The yearly maximum Arctic sea-ice extent occurs in February/March, which is also the timing for the yearly minimum Antarctic sea-ice extent. The Norwegian Meteorological Institute uses satellite data to track and describe sea-ice extent on a daily basis.
Sea-ice maximum in the Arctic
This year’s Arctic maximum sea-ice extent occured on March 3 with a coverage of around 15,2 million km2. Figure 1 shows the daily sea-ice extent for the previous 5 years, including 2020. The mean estimates based on 20 years of data prior to 2000 have been included for reference. The 2020 Arctic maximum is higher than the previous 4 years, but is well below the mean maximum of the reference period (close to 16 million km2).
Can the winter sea-ice extent predict the following summer sea-ice conditions?
In the animation in Figure 2 the years 2007 and 2012 have been added for comparison. 2007 and 2012 represent the two previous years where the Arctic sea ice had the record-low coverage in september with less than 4 million km2 in 2012. However, their corresponding sea-ice extent in March did not seem to give any preconditioning to the following summer minimas. While 2012 had a maximum extent in March near the 1981-2000 average value, the same year still holds the current September minimum extent record. 2007, on the other hand, had low extent values both during maximum in March and minimum in September - seen in relation to the average based on 1981-2000. This demonstrates that the maximum extent in March cannot predict the September minimum level. Thus, a relatively high March level compared to the most recent year cannot be taken as evidence that the Arctic sea-ice “has recovered”.
Sea-ice minimum in the Antarctic
The 2020 Antarctic minimum sea-ice extent occured on February 29 with around 2.9 million km2 of ice cover. As seen in Figure 3 this year’s sea-ice extent follows the mean 1981-2000 values, however with a later occurrence of the minimum this year. The minimum generally happens in mid February, but a rather “late” minimum as this year is not exceptional, see e.g. the very late minimum in 2017.
Global versus regional sea-ice extent
While the areal coverage of sea ice generally has a negative trend with time globally and especially in the Arctic, the regional sea ice can be very dense in some areas. This is the case with the sea-ice conditions around Svalbard this winter where we observe more sea ice than the 1980-2010 climatology, see Figure 4.

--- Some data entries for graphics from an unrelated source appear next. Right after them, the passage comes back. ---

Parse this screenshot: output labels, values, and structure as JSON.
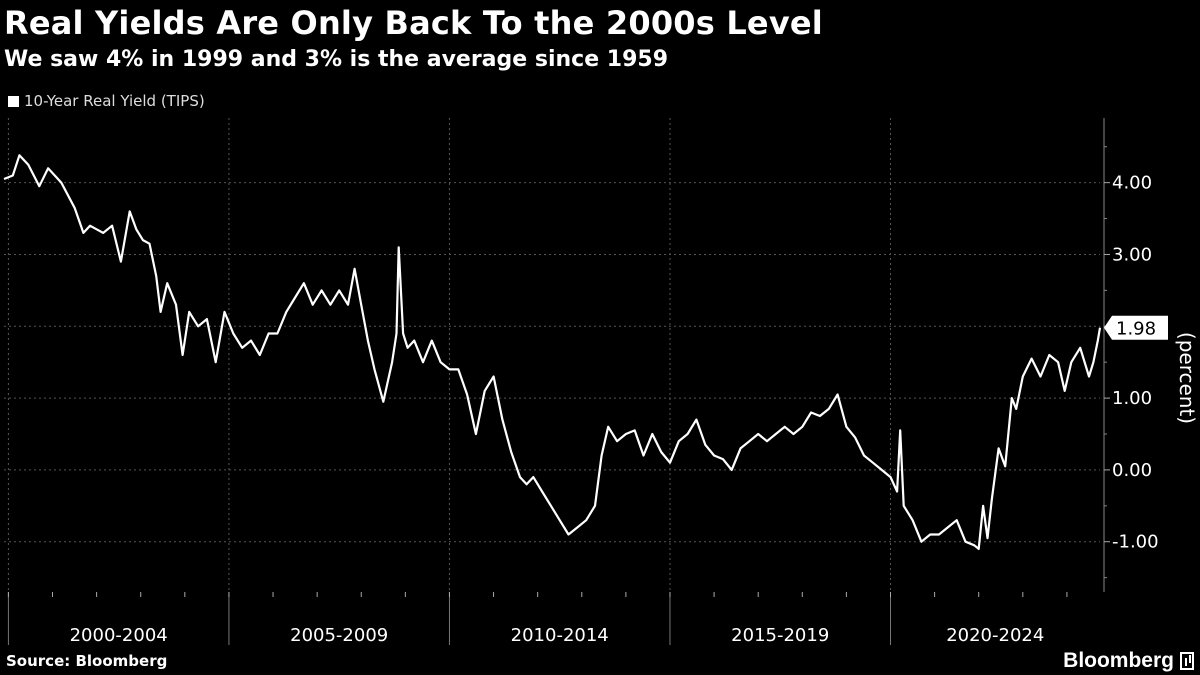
{
  "chart_data": {
    "type": "line",
    "title": "Real Yields Are Only Back To the 2000s Level",
    "subtitle": "We saw 4% in 1999 and 3% is the average since 1959",
    "ylabel": "(percent)",
    "ylim": [
      -1.7,
      4.9
    ],
    "yticks": [
      -1,
      0,
      1,
      2,
      3,
      4
    ],
    "ytick_labels": [
      "-1.00",
      "0.00",
      "1.00",
      "",
      "3.00",
      "4.00"
    ],
    "x_categories": [
      "2000-2004",
      "2005-2009",
      "2010-2014",
      "2015-2019",
      "2020-2024"
    ],
    "xlim": [
      1999.9,
      2024.75
    ],
    "grid": true,
    "legend_position": "top-left",
    "last_value_label": "1.98",
    "series": [
      {
        "name": "10-Year Real Yield (TIPS)",
        "color": "#ffffff",
        "x": [
          1999.9,
          2000.1,
          2000.25,
          2000.45,
          2000.7,
          2000.9,
          2001.2,
          2001.5,
          2001.7,
          2001.85,
          2002.0,
          2002.15,
          2002.35,
          2002.55,
          2002.75,
          2002.9,
          2003.05,
          2003.2,
          2003.35,
          2003.45,
          2003.6,
          2003.8,
          2003.95,
          2004.1,
          2004.3,
          2004.5,
          2004.7,
          2004.9,
          2005.1,
          2005.3,
          2005.5,
          2005.7,
          2005.9,
          2006.1,
          2006.3,
          2006.5,
          2006.7,
          2006.9,
          2007.1,
          2007.3,
          2007.5,
          2007.7,
          2007.85,
          2008.0,
          2008.15,
          2008.3,
          2008.5,
          2008.7,
          2008.8,
          2008.85,
          2008.95,
          2009.05,
          2009.2,
          2009.4,
          2009.6,
          2009.8,
          2010.0,
          2010.2,
          2010.4,
          2010.6,
          2010.8,
          2011.0,
          2011.2,
          2011.4,
          2011.6,
          2011.75,
          2011.9,
          2012.1,
          2012.3,
          2012.5,
          2012.7,
          2012.9,
          2013.1,
          2013.3,
          2013.45,
          2013.6,
          2013.8,
          2014.0,
          2014.2,
          2014.4,
          2014.6,
          2014.8,
          2015.0,
          2015.2,
          2015.4,
          2015.6,
          2015.8,
          2016.0,
          2016.2,
          2016.4,
          2016.6,
          2016.8,
          2017.0,
          2017.2,
          2017.4,
          2017.6,
          2017.8,
          2018.0,
          2018.2,
          2018.4,
          2018.6,
          2018.8,
          2019.0,
          2019.2,
          2019.4,
          2019.6,
          2019.8,
          2020.0,
          2020.15,
          2020.22,
          2020.3,
          2020.5,
          2020.7,
          2020.9,
          2021.1,
          2021.3,
          2021.5,
          2021.7,
          2021.9,
          2022.0,
          2022.1,
          2022.2,
          2022.3,
          2022.45,
          2022.6,
          2022.75,
          2022.85,
          2023.0,
          2023.2,
          2023.4,
          2023.6,
          2023.8,
          2023.95,
          2024.1,
          2024.3,
          2024.5,
          2024.6,
          2024.7,
          2024.75
        ],
        "values": [
          4.05,
          4.1,
          4.38,
          4.25,
          3.95,
          4.2,
          4.0,
          3.65,
          3.3,
          3.4,
          3.35,
          3.3,
          3.4,
          2.9,
          3.6,
          3.35,
          3.2,
          3.15,
          2.7,
          2.2,
          2.6,
          2.3,
          1.6,
          2.2,
          2.0,
          2.1,
          1.5,
          2.2,
          1.9,
          1.7,
          1.8,
          1.6,
          1.9,
          1.9,
          2.2,
          2.4,
          2.6,
          2.3,
          2.5,
          2.3,
          2.5,
          2.3,
          2.8,
          2.3,
          1.8,
          1.4,
          0.95,
          1.5,
          1.9,
          3.1,
          1.9,
          1.7,
          1.8,
          1.5,
          1.8,
          1.5,
          1.4,
          1.4,
          1.05,
          0.5,
          1.1,
          1.3,
          0.7,
          0.25,
          -0.1,
          -0.2,
          -0.1,
          -0.3,
          -0.5,
          -0.7,
          -0.9,
          -0.8,
          -0.7,
          -0.5,
          0.2,
          0.6,
          0.4,
          0.5,
          0.55,
          0.2,
          0.5,
          0.25,
          0.1,
          0.4,
          0.5,
          0.7,
          0.35,
          0.2,
          0.15,
          0.0,
          0.3,
          0.4,
          0.5,
          0.4,
          0.5,
          0.6,
          0.5,
          0.6,
          0.8,
          0.75,
          0.85,
          1.05,
          0.6,
          0.45,
          0.2,
          0.1,
          0.0,
          -0.1,
          -0.3,
          0.55,
          -0.5,
          -0.7,
          -1.0,
          -0.9,
          -0.9,
          -0.8,
          -0.7,
          -1.0,
          -1.05,
          -1.1,
          -0.5,
          -0.95,
          -0.4,
          0.3,
          0.05,
          1.0,
          0.85,
          1.3,
          1.55,
          1.3,
          1.6,
          1.5,
          1.1,
          1.5,
          1.7,
          1.3,
          1.5,
          1.8,
          1.98
        ],
        "last_value": 1.98
      }
    ],
    "source": "Source: Bloomberg",
    "brand": "Bloomberg"
  }
}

These are local conditions which have a significant impact regionally, but are not in contradiction with a global climate warning with less and less sea-ice.
More sea-ice climate indicators can be found here.
Sea-ice extent is the area covered by a significant amount of sea ice. Here, sea-ice extent is defined as the area of ocean surface covered with more than 15% sea-ice concentration.